Gnosis Chain has activated a long-debated hard fork to recover roughly $9.4 million in funds that were frozen during the Balancer exploit earlier this year. The move, finalized on Dec. 22, marks a significant intervention by one of the key infrastructure networks supporting Balancer and has reignited discussion across the crypto community about immutability, governance, and the limits of decentralized control.
Yesterday, our community of operators decided to execute a hard fork to recover the funds lost in Balancer hack. The funds are now out of the hacker's control.
— Gnosis Chain (@gnosischain) December 23, 2025
All remaining node operators should take action to avoid penalties.
The recovered funds were part of a much larger attack in early November that saw malicious actors siphon more than $116 million from Balancer-related pools across multiple blockchains. In the immediate aftermath, Gnosis validators acted quickly, deploying an emergency soft fork that blacklisted the attacker’s address. While the step prevented further losses, it also locked the assets in place, leaving them inaccessible to both the hacker and the affected users.
According to Gnosis Chain’s official announcement, the newly activated hard fork removes those funds from the attacker’s control and transfers them to a recovery address governed by the Gnosis DAO. Node operators were instructed to upgrade their clients promptly to ensure network alignment and avoid penalties.
The proposal for a hard fork was first raised by Philippe Schommers, Gnosis’s head of infrastructure, who argued that it was the only viable technical option to return the frozen funds. In a Dec. 12 forum post, Schommers acknowledged the tension between ideal blockchain principles and practical governance decisions.
“We believe that in due course, validators should not be able to censor transactions and the underlying network infrastructure should be blind,” he wrote. “But in the meantime, the community needs to discuss how and when this collective power should be used.”
That discussion has been anything but quiet. Supporters of the hard fork describe it as a necessary rescue operation that prioritizes user protection and ecosystem stability. Critics, however, warn that altering the chain’s state undermines the core principle of blockchain immutability and could set a risky precedent.
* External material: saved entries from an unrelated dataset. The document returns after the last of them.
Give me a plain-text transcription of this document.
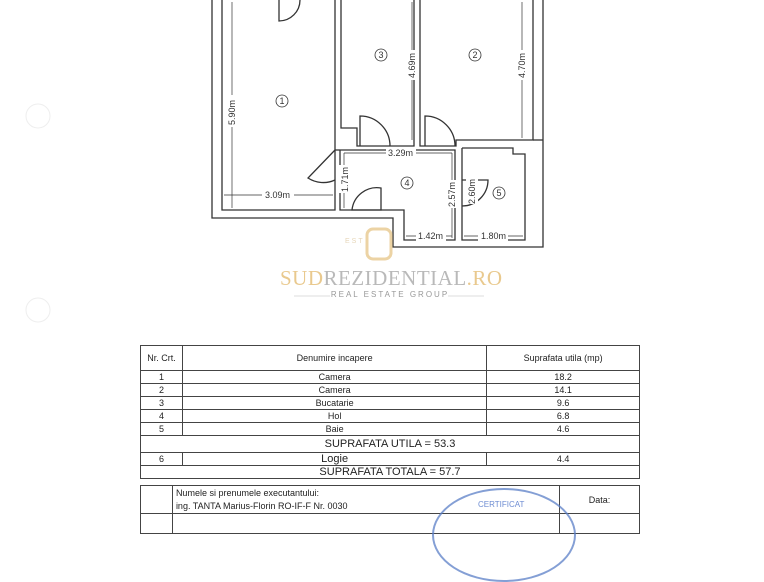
5.90m
3.09m
4.69m	4.70m
3.29m
1.71m
2.57m 2.60m
1.42m	1.80m
1
2
3
4
5
EST
SUDREZIDENTIAL.RO
REAL ESTATE GROUP
Nr. Crt.	Denumire incapere	Suprafata utila (mp)
1	Camera	18.2
2	Camera	14.1
3	Bucatarie	9.6
4	Hol	6.8
5	Baie	4.6
SUPRAFATA UTILA = 53.3		
6	Logie	4.4
SUPRAFATA TOTALA = 57.7		

	Numele si prenumele executantului:
ing. TANTA Marius-Florin RO-IF-F Nr. 0030	Data:

CERTIFICAT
One community member, posting under the name MichaelRealT, argued that clearer rules are needed before such actions become acceptable.
“It’s vital to define the process so similar cases can be handled consistently, not just those that benefit one party,” they wrote.
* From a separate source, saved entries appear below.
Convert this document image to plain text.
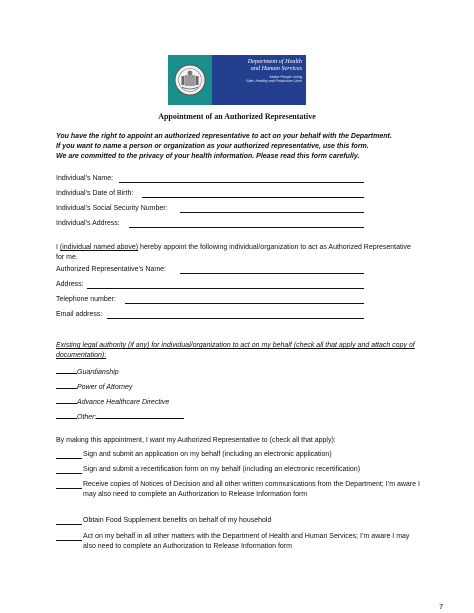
Department of Health
and Human Services
Maine People Living
Safe, Healthy and Productive Lives
Appointment of an Authorized Representative
You have the right to appoint an authorized representative to act on your behalf with the Department.
If you want to name a person or organization as your authorized representative, use this form.
We are committed to the privacy of your health information. Please read this form carefully.
Individual’s Name:
Individual’s Date of Birth:
Individual’s Social Security Number:
Individual’s Address:
I (individual named above) hereby appoint the following individual/organization to act as Authorized Representative for me.
Authorized Representative’s Name:
Address:
Telephone number:
Email address:
Existing legal authority (if any) for individual/organization to act on my behalf (check all that apply and attach copy of documentation):
Guardianship
Power of Attorney
Advance Healthcare Directive
Other:
By making this appointment, I want my Authorized Representative to (check all that apply):
Sign and submit an application on my behalf (including an electronic application)
Sign and submit a recertification form on my behalf (including an electronic recertification)
Receive copies of Notices of Decision and all other written communications from the Department; I’m aware I may also need to complete an Authorization to Release Information form
Obtain Food Supplement benefits on behalf of my household
Act on my behalf in all other matters with the Department of Health and Human Services; I’m aware I may also need to complete an Authorization to Release Information form
7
Others echoed concerns that validator-backed interventions could move Gnosis Chain closer to the dynamics of traditional finance, where centralized decision-making is the norm.
Another contributor, TheVoidFreak, questioned how often such powers might be used in the future.
“If immutability is no longer guaranteed, what prevents the DAO from rewriting blockchain state more frequently?” they asked.
The debate reflects a broader challenge facing decentralized networks as they mature. While immutability remains a foundational ideal, real-world exploits and user losses often force communities to weigh philosophical purity against practical outcomes.
The Gnosis hard fork is just one part of a wider effort to recover funds lost in the Balancer exploit. Other projects affected by the attack have also reported progress. Liquid staking protocol StakeWise successfully reclaimed around $19 million in osETH, while Berachain recovered $12.8 million with the help of a white hat hacker. Balancer itself has proposed a reimbursement plan that could return about $8 million in recovered assets to impacted liquidity providers, pending community approval.
Taken together, these efforts highlight the increasingly coordinated responses emerging after major DeFi incidents. They also show how governance mechanisms, once theoretical, are being tested under pressure.
As the dust settles, Gnosis Chain’s decision is likely to remain a reference point in future debates about decentralization and responsibility. For now, the immediate outcome is clear: millions in frozen assets are back under community control, even as questions about the long-term implications remain open.